Government wants mass roll out of telecare services

The government is bidding to roll out telecare or telehealth devices to three million people with long-term conditions after a large-scale evaluation found they could significantly cut death rates and costs for the NHS.

The government is bidding to roll out telecare or telehealth devices to three million people with long-term conditions after a large-scale evaluation found they could significantly cut death rates and costs for the NHS.

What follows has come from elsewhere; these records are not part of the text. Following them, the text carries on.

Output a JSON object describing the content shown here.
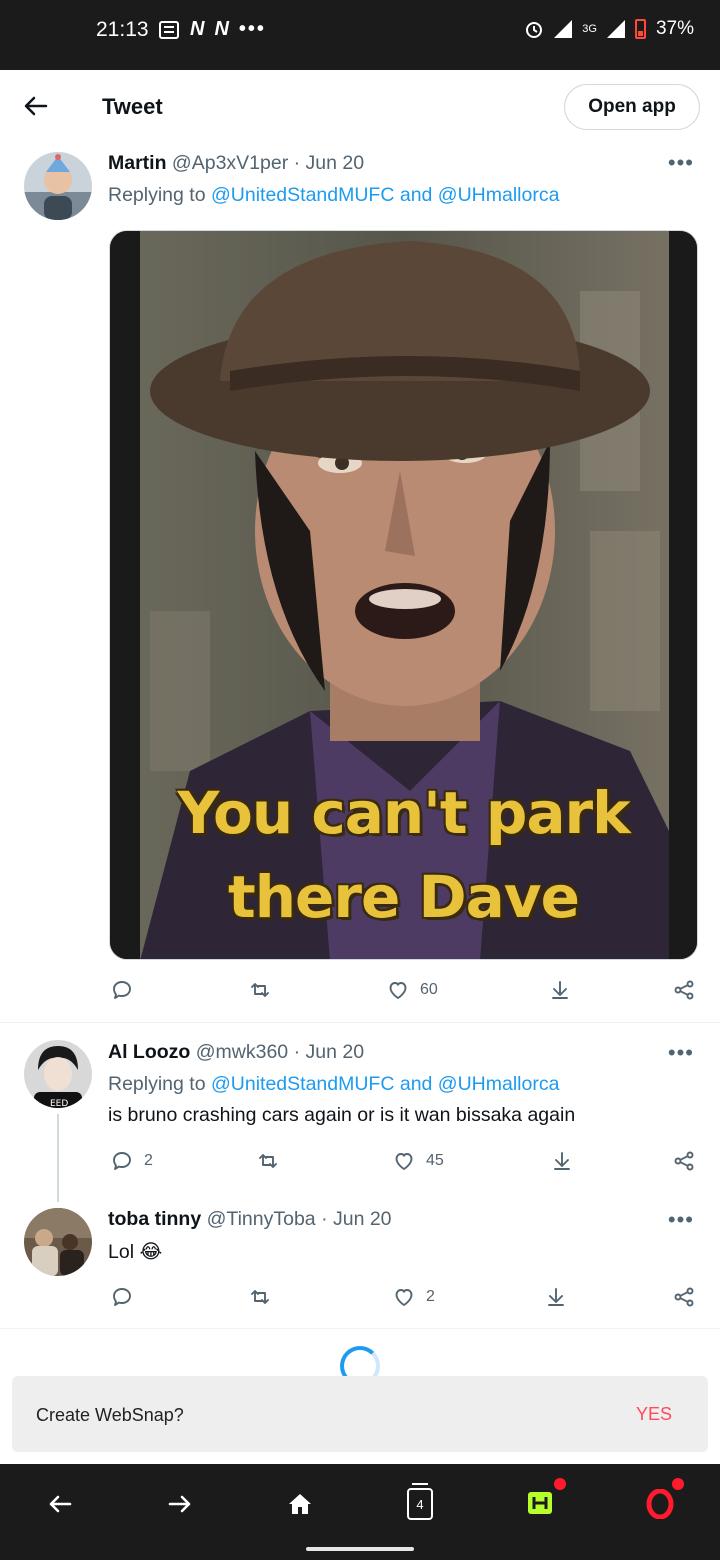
{
  "status_bar": {
    "time": "21:13",
    "left_icons": [
      "news-icon",
      "N",
      "N",
      "more-dots-icon"
    ],
    "network": "3G",
    "battery": "37%",
    "colors": {
      "battery_low": "#ff4a3a"
    }
  },
  "header": {
    "title": "Tweet",
    "open_app_label": "Open app"
  },
  "tweets": [
    {
      "name": "Martin",
      "handle": "@Ap3xV1per",
      "date": "· Jun 20",
      "replying_prefix": "Replying to ",
      "replying_to": "@UnitedStandMUFC and @UHmallorca",
      "media_caption_line1": "You can't park",
      "media_caption_line2": "there Dave",
      "replies": "",
      "retweets": "",
      "likes": "60"
    },
    {
      "name": "Al Loozo",
      "handle": "@mwk360",
      "date": "· Jun 20",
      "replying_prefix": "Replying to ",
      "replying_to": "@UnitedStandMUFC and @UHmallorca",
      "text": "is bruno crashing cars again or is it wan bissaka again",
      "replies": "2",
      "retweets": "",
      "likes": "45"
    },
    {
      "name": "toba tinny",
      "handle": "@TinnyToba",
      "date": "· Jun 20",
      "text": "Lol 😂",
      "replies": "",
      "retweets": "",
      "likes": "2"
    }
  ],
  "websnap": {
    "prompt": "Create WebSnap?",
    "action": "YES"
  },
  "bottom_nav": {
    "tab_count": "4"
  },
  "colors": {
    "link": "#1d9bf0",
    "secondary_text": "#536471",
    "accent_red": "#ff1b2d",
    "caption_yellow": "#e8c23a"
  }
}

Telehealth – which involves electronic sensors that monitor people’s health in their own homes and transmit findings to health professionals – can reduce A&E visits by 15%, emergency hospital admissions by 20% for people with long-term conditions and mortality rates by 45%.

Those were the headline findings from the whole-system demonstrator programme, the world’s largest randomised control trial of telehealth and telecare, involving 6,191 patients with diabetes, heart failure or chronic obstructive pulmonary disease.

Further findings will be released in due course from the programme, which took place in Cornwall, Kent and Newham, east London.

On the back of the findings, the government today announced plans to ensure three million people with long-term conditions or social care needs could benefit from telehealth or telecare, but stressed it was not a national target.

Instead, the DH said it would provide leadership and work with NHS and social care organisations and professionals, and telehealth and telecare providers to deliver the change.